Russia’s Disinformation Narratives
Russia’s disinformation in Moldova pursues three key goals: to derail Moldova’s accession to the EU, undermine support for the pro-Europe government of President Maia Sandu and bring Moldova back into Russia’s orbit. The Russian campaign uses several core narratives, according to a study by a NATO Information Center in Chisinau, Moldova’s capital, and the Romania-based Center for Conflict Prevention and Early Warning. These narratives include:
1. A risk of war over Transnistria, a separatist enclave at Moldova’s eastern edge, if Moldova should press for the withdrawal of Russian troops based there.
2. Risk of communal conflict between Moldova’s ethnic or linguistically Romanian citizens (roughly 80 percent or more of the population) and the minorities of Russians or other Russian-speaking citizens.
3. NATO’s threat of war. Moldova is constitutionally mandated to be militarily neutral, but it cooperates with NATO. Russia warns that Moldova may join NATO, making war almost inevitable.
4. Anti-LGBT propaganda. Russia warns that liberal EU policies include “homosexual propaganda” that will turn Moldovan children to homosexuality.
5. Russia is good, Europe is bad. Russian narratives say that deeply impoverished Moldova owes its few advantages — such as Soviet-built factories — to its rule from Moscow, while “nothing good came out of Europe.”
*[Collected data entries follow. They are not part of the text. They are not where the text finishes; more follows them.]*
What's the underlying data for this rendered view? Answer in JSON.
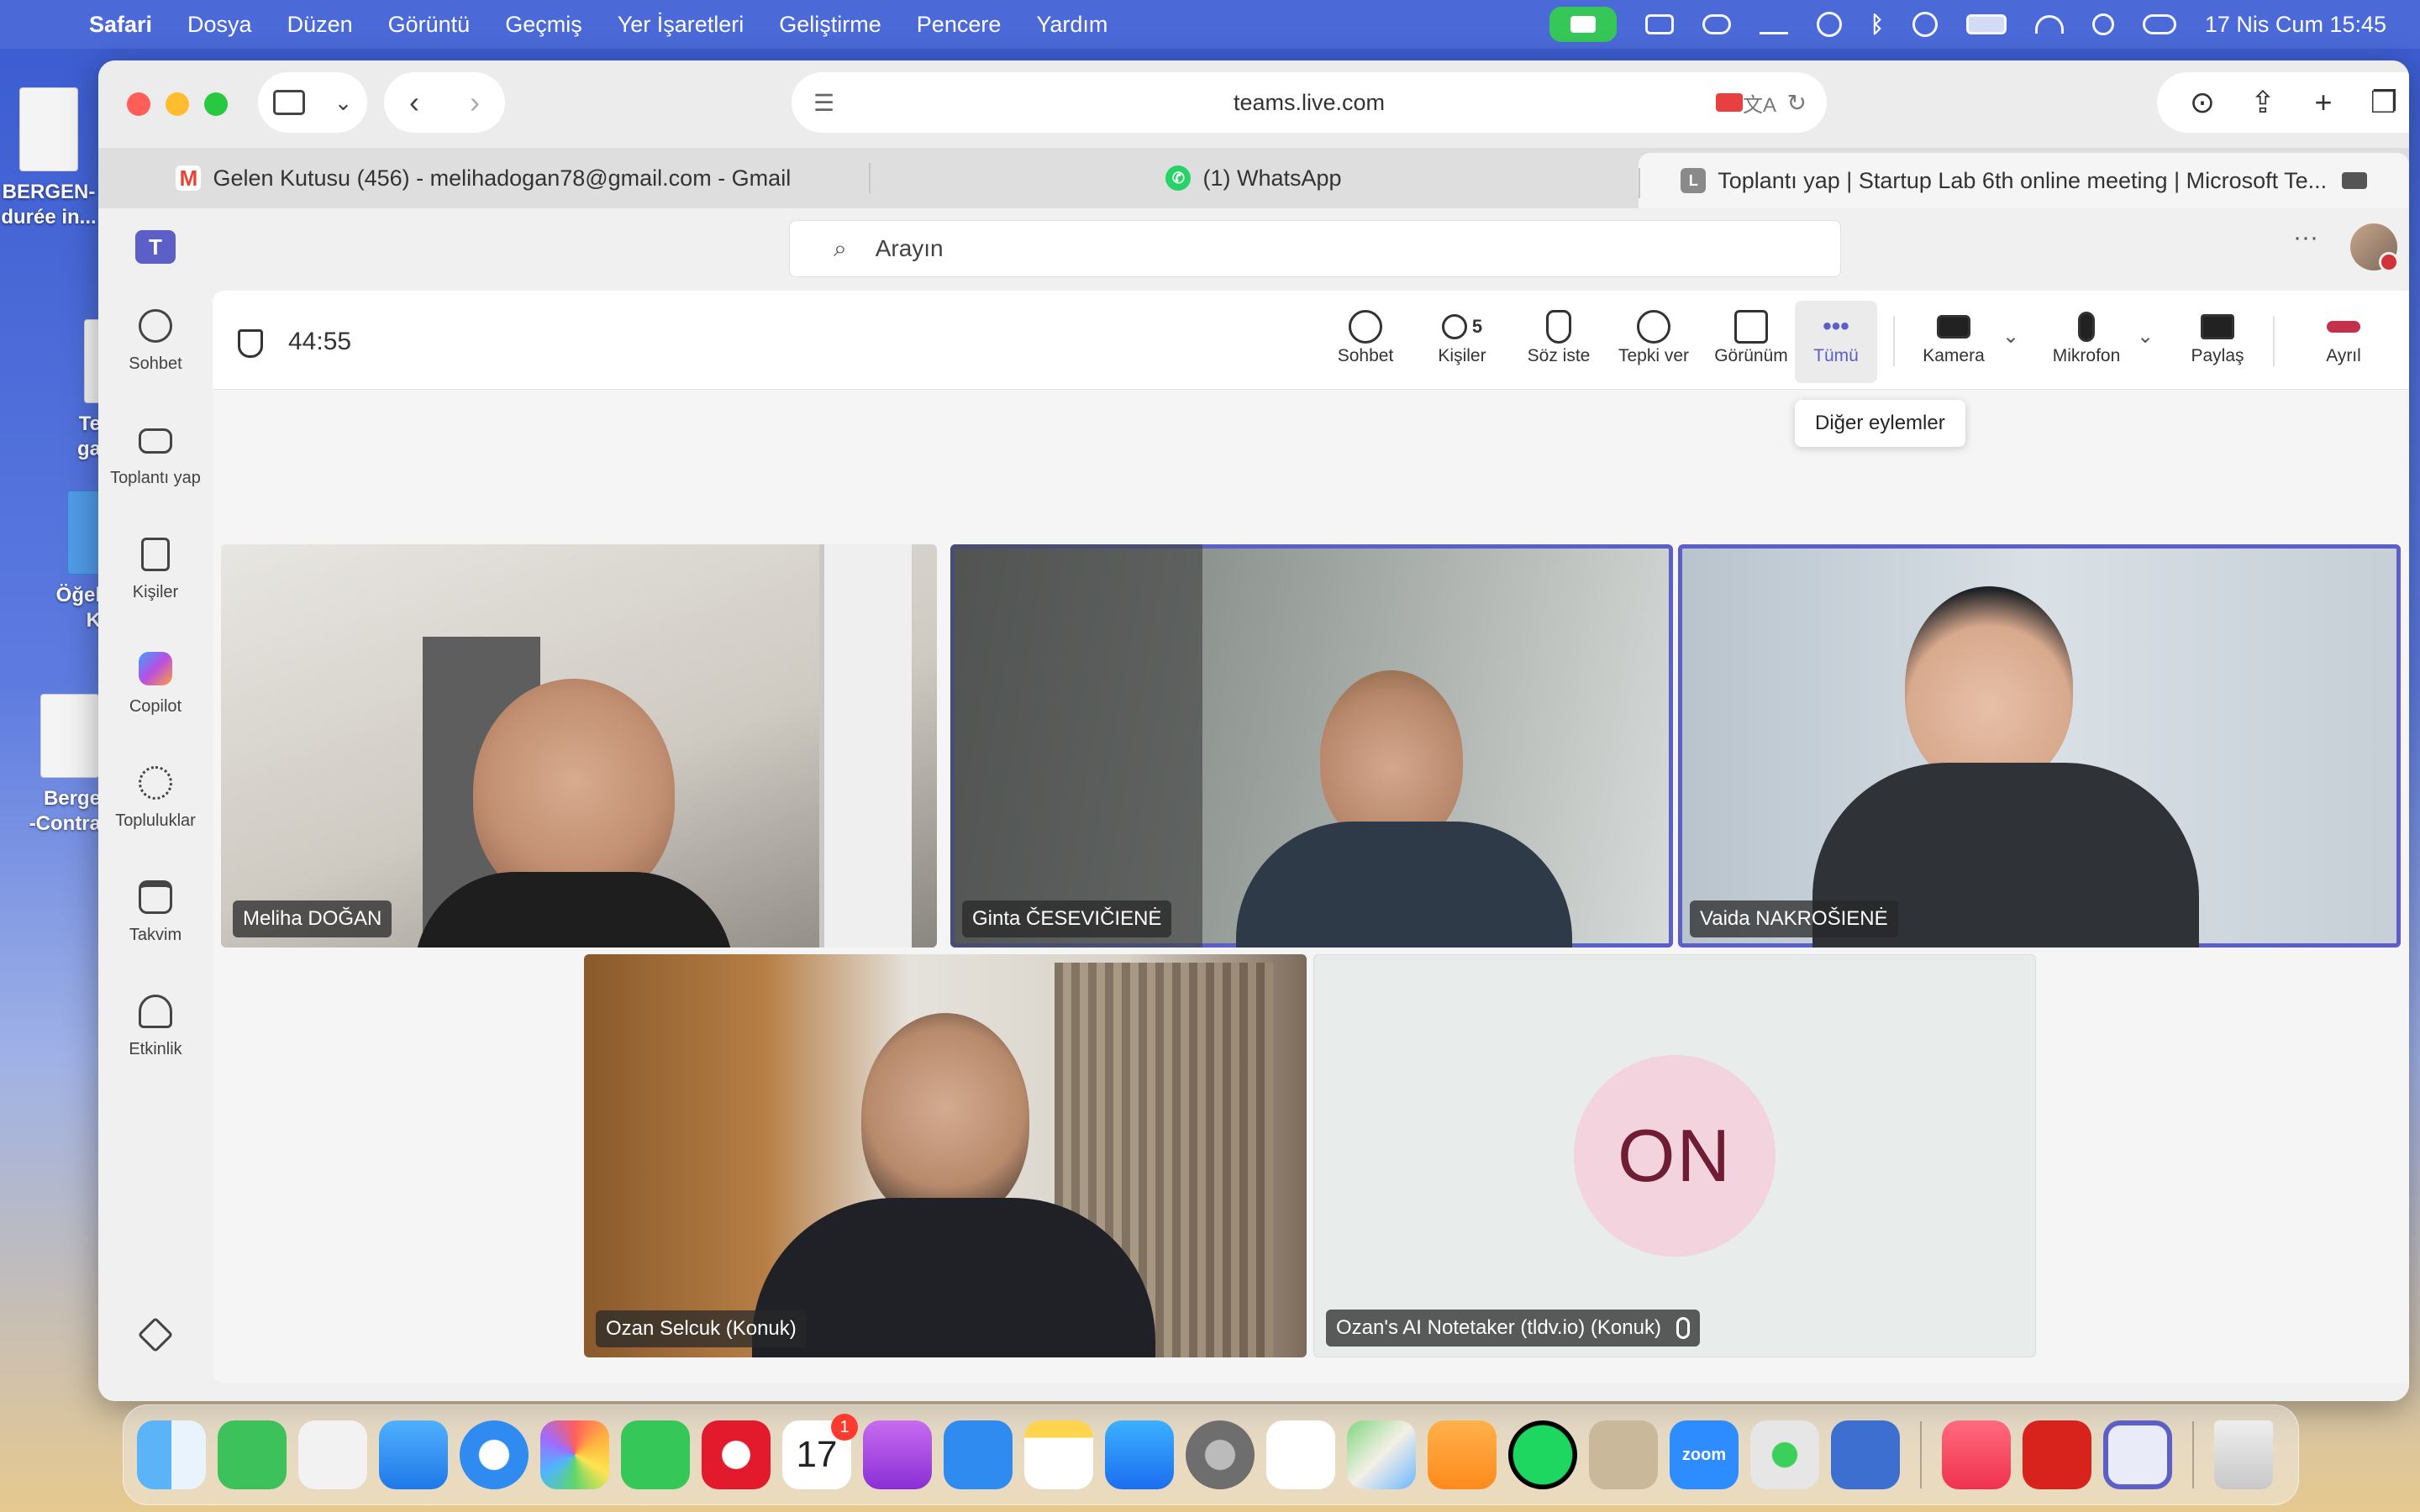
{
  "menubar": {
    "items": [
      "Safari",
      "Dosya",
      "Düzen",
      "Görüntü",
      "Geçmiş",
      "Yer İşaretleri",
      "Geliştirme",
      "Pencere",
      "Yardım"
    ],
    "clock": "17 Nis Cum  15:45"
  },
  "desktop": {
    "icons": [
      {
        "label": "BERGEN-\ndurée in..."
      },
      {
        "label": "Te\nga"
      },
      {
        "label": "Öğel\nK"
      },
      {
        "label": "Berge\n-Contra"
      }
    ]
  },
  "browser": {
    "url": "teams.live.com",
    "tabs": [
      {
        "label": "Gelen Kutusu (456) - melihadogan78@gmail.com - Gmail",
        "icon": "gmail-icon",
        "color": "#ea4335"
      },
      {
        "label": "(1) WhatsApp",
        "icon": "whatsapp-icon",
        "color": "#25d366"
      },
      {
        "label": "Toplantı yap | Startup Lab 6th online meeting | Microsoft Te...",
        "icon": "teams-tab-icon",
        "color": "#8a8a8a",
        "badge": "L"
      }
    ]
  },
  "teams": {
    "search_placeholder": "Arayın",
    "rail": [
      {
        "label": "Sohbet",
        "icon": "chat-icon"
      },
      {
        "label": "Toplantı yap",
        "icon": "video-icon"
      },
      {
        "label": "Kişiler",
        "icon": "contacts-icon"
      },
      {
        "label": "Copilot",
        "icon": "copilot-icon"
      },
      {
        "label": "Topluluklar",
        "icon": "communities-icon"
      },
      {
        "label": "Takvim",
        "icon": "calendar-icon"
      },
      {
        "label": "Etkinlik",
        "icon": "bell-icon"
      }
    ],
    "meeting": {
      "timer": "44:55",
      "controls": [
        {
          "label": "Sohbet",
          "icon": "chat-icon"
        },
        {
          "label": "Kişiler",
          "icon": "people-icon",
          "count": "5"
        },
        {
          "label": "Söz iste",
          "icon": "raise-hand-icon"
        },
        {
          "label": "Tepki ver",
          "icon": "emoji-icon"
        },
        {
          "label": "Görünüm",
          "icon": "layout-icon"
        },
        {
          "label": "Tümü",
          "icon": "more-icon"
        },
        {
          "label": "Kamera",
          "icon": "camera-icon"
        },
        {
          "label": "Mikrofon",
          "icon": "mic-icon"
        },
        {
          "label": "Paylaş",
          "icon": "share-icon"
        },
        {
          "label": "Ayrıl",
          "icon": "hangup-icon"
        }
      ],
      "tooltip": "Diğer eylemler",
      "participants": [
        {
          "name": "Meliha DOĞAN",
          "speaking": false
        },
        {
          "name": "Ginta ČESEVIČIENĖ",
          "speaking": true
        },
        {
          "name": "Vaida NAKROŠIENĖ",
          "speaking": true
        },
        {
          "name": "Ozan Selcuk (Konuk)",
          "speaking": false
        },
        {
          "name": "Ozan's AI Notetaker (tldv.io) (Konuk)",
          "speaking": false,
          "initials": "ON",
          "muted": true
        }
      ]
    }
  },
  "dock": {
    "calendar_day": "17",
    "calendar_badge": "1",
    "zoom_label": "zoom"
  }
}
Russian Disinformation: Impact and Response
Russian disinformation presents “a direct threat to the security of the country and endangers the free, democratic and prosperous future of Moldova,” President Sandu said last year, and opinion research suggests the impact of what she called Russia’s “most dangerous” weapon. A 2022 survey by the international nonprofit Center for Sustainable Peace and Democratic Development found 35% of Moldovans agreeing that "Russia invaded Ukraine to protect people marginalized by Nazi sympathizers.” Similarly, 31% agreed that “the Russian Federation is the guarantor of peace and stability in Moldova.” Russia’s disinformation campaigns “lead to decreased support for human rights, exacerbate relations between linguistic groups, and may increase vulnerability to political violence, especially among the youth,” said the report, which was funded by the U.S. Agency for International Development.
Moldova’s international partners can help it withstand hybrid attacks by supporting Moldovan press and information institutions. One challenge, noted recently by Moldova-based analyst David Smith: Because Moldova is a small media market, the limited advertising or other revenue available to its news media leaves fact-based journalism massively overmatched by the millions of dollars per month that experts say Russia is spending on disinformation. Moldovan analyst and ex-diplomat Vladimir Lupan suggested in a recent interview that international partners find ways to help Moldova’s Association of Electronic Press or other institutions build capacities for real-time detection and countering of faked information. This could include initiatives like StopFals, a fact-checking project run by Moldova’s Independent Press Association.
Steven Youngblood is the director of education for the nonprofit organization Making Peace Visible. He was a 2023-24 Fulbright scholar in Moldova and the founding director of the Center for Global Peace Journalism.
PHOTO: Moldovans demonstrate in Chisinau, the capital, in support of closer ties to Europe in 2016. Six years on, those aspirations yielded a start to Moldova’s formal accession talks with the European Union in June. (Giku/CC License 1.0)
The views expressed in this publication are those of the author(s).